Abstract

Classical and recurrent nova explosions occur on top of white dwarfs accreting H-rich matter from a companion main sequence or red giant star, in a close binary system. In the recent years, since the launch of the Fermi Gamma-Ray satellite by NASA in 2008, several novae have been detected by Fermi/LAT (LAT: Large Area Telescope) in High-Energy (HE) Gamma Rays, with energies larger than 100 MeV. This emission is known to be related to the acceleration of particles in the internal and/or external shocks occurring early after the thermonuclear nova explosion.

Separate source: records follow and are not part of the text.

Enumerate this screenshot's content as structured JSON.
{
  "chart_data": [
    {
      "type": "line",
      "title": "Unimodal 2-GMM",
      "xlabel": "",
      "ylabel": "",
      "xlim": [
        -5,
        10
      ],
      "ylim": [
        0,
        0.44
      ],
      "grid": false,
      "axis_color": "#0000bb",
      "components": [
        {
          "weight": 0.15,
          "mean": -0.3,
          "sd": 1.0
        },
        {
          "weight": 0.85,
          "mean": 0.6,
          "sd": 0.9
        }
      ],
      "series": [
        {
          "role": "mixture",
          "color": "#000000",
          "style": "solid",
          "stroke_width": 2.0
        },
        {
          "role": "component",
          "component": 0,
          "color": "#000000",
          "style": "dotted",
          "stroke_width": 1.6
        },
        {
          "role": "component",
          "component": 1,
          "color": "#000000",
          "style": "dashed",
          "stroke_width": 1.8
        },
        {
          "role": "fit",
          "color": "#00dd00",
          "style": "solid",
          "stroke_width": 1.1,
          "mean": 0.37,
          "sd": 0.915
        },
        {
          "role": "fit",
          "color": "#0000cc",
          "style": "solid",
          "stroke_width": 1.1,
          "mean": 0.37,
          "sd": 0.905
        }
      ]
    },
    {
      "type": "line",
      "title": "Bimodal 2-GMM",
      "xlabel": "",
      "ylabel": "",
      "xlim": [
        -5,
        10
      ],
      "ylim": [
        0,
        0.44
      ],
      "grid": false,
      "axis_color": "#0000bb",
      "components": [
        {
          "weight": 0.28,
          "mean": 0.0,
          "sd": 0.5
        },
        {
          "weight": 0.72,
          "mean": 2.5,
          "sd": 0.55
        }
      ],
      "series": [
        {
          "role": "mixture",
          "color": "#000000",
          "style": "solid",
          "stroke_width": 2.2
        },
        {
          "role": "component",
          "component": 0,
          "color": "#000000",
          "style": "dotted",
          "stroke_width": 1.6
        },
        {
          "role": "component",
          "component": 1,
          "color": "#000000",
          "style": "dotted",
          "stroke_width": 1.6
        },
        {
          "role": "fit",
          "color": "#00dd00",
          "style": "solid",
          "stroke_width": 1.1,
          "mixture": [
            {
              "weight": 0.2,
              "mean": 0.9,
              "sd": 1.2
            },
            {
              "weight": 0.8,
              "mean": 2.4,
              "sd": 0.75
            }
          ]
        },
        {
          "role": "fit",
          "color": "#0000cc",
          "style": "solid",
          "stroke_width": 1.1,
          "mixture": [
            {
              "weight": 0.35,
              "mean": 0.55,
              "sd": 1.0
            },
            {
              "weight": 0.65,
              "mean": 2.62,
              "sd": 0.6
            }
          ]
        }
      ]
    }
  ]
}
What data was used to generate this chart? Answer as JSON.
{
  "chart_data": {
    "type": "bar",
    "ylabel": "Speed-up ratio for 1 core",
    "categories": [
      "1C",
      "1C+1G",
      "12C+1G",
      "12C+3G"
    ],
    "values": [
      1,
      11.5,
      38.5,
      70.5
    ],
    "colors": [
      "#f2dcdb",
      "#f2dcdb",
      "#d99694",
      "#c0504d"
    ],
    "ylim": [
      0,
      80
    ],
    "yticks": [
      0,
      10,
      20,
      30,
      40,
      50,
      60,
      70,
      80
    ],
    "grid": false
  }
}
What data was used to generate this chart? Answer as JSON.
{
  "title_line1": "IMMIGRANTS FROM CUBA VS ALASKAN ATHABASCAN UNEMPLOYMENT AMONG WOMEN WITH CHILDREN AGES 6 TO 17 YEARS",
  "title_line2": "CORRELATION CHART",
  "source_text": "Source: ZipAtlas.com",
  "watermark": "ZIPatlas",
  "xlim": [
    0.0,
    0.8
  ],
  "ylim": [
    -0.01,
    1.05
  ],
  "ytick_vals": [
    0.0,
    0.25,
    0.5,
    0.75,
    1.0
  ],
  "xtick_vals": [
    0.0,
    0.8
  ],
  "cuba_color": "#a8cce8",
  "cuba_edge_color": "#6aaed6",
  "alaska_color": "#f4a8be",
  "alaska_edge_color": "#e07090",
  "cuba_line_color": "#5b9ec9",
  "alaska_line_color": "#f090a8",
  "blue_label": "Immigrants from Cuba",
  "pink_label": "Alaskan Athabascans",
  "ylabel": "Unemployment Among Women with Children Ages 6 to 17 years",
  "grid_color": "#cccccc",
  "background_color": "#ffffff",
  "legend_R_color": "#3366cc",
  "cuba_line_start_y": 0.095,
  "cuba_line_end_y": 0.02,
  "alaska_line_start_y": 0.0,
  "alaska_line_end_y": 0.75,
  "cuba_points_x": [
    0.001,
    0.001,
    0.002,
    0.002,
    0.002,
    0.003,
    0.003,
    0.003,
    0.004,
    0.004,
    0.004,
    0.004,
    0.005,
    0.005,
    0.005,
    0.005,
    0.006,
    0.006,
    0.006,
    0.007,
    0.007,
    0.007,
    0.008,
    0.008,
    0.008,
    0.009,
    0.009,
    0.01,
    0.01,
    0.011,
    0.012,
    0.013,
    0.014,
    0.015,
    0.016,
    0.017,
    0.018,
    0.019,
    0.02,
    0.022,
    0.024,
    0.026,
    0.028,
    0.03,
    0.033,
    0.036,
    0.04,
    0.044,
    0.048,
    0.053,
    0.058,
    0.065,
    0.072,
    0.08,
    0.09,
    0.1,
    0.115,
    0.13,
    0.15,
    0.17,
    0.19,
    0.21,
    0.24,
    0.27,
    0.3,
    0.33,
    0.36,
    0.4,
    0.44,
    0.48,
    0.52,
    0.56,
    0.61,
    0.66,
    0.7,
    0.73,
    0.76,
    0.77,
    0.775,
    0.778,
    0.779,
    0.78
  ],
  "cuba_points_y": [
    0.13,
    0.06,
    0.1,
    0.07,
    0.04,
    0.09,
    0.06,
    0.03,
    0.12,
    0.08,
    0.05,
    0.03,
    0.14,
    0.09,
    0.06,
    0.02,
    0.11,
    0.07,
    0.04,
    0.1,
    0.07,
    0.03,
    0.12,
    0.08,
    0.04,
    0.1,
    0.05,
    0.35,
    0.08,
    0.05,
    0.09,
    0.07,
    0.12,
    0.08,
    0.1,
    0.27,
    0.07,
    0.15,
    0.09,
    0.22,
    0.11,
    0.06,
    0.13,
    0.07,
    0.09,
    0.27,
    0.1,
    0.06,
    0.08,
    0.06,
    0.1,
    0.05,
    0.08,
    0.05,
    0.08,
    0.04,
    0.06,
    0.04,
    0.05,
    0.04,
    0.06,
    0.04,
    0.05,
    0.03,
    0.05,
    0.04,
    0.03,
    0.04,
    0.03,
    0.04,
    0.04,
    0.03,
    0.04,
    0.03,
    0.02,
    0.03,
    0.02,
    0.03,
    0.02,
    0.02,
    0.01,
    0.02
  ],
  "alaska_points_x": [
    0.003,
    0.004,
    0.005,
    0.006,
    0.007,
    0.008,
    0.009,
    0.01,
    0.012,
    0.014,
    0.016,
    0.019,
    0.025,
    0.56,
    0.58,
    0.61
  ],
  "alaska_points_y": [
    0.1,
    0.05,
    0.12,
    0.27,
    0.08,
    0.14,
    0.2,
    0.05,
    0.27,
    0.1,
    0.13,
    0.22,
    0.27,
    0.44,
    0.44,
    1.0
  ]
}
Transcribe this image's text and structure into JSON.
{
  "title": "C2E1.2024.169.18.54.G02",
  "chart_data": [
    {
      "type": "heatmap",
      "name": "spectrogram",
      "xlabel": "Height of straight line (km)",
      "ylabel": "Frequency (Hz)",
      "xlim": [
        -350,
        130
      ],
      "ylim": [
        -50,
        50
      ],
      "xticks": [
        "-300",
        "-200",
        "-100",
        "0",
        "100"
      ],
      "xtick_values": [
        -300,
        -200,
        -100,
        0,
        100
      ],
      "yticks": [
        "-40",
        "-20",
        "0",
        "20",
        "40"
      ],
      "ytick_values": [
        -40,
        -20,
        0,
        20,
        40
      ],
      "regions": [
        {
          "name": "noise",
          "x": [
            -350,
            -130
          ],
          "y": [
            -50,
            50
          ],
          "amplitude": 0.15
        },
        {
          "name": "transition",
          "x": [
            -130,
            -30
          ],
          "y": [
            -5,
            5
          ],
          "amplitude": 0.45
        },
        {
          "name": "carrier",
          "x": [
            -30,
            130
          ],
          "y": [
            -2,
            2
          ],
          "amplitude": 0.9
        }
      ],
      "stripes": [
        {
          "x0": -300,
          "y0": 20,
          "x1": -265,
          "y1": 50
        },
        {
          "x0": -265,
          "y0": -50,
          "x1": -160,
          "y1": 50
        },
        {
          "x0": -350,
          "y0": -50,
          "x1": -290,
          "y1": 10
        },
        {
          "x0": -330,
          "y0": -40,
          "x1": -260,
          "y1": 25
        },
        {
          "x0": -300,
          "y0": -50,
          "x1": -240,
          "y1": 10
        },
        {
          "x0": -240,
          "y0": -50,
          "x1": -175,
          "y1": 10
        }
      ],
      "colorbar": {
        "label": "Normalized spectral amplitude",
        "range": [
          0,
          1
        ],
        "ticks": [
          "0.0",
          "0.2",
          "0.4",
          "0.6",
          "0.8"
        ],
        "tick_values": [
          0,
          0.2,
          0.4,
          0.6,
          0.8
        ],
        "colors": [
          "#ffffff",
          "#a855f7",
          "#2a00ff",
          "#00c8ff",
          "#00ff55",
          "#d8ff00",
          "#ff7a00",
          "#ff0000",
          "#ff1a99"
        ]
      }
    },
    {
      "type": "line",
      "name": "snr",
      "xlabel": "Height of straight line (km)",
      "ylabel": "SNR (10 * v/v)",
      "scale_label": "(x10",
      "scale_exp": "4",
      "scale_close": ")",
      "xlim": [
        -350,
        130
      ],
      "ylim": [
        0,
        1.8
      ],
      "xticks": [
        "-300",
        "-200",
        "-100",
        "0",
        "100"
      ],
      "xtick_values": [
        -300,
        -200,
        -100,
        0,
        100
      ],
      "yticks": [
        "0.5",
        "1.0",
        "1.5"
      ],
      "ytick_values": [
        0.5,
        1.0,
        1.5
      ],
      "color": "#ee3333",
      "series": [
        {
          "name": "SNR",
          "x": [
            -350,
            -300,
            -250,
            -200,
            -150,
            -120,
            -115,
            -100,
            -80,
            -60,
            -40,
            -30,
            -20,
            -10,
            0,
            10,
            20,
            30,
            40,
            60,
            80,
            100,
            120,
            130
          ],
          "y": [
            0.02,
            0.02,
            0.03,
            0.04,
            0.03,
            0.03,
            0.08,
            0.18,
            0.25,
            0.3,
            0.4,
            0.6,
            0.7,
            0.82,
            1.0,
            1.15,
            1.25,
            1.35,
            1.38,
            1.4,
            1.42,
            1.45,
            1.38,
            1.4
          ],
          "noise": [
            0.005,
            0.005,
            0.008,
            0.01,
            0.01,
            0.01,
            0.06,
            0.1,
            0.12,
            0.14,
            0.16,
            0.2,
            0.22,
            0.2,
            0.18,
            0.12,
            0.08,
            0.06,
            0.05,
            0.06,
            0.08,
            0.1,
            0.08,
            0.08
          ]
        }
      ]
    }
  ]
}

However, Very-High-Energy (VHE) Gamma-Rays, with energies larger than 100 GeV, produced as a consequence of nova explosions have only been discovered very recently, in the recurrent nova RS Oph, that had an outburst in August 2021. These require the acceleration of protons, and not only of electrons; this was in fact predicted theoretically - based in observations at other wavelengths - in the previous eruption of RS Oph, in 2006, but has not been confirmed observationally until now. We review the origin of the different types of gamma-ray emission in novae and highlight the relevance of the recent VHE gamma-ray emission discoveries for the nova theory, mainly in the field of the mass ejection and the associated particle (electrons and protons) acceleration processes.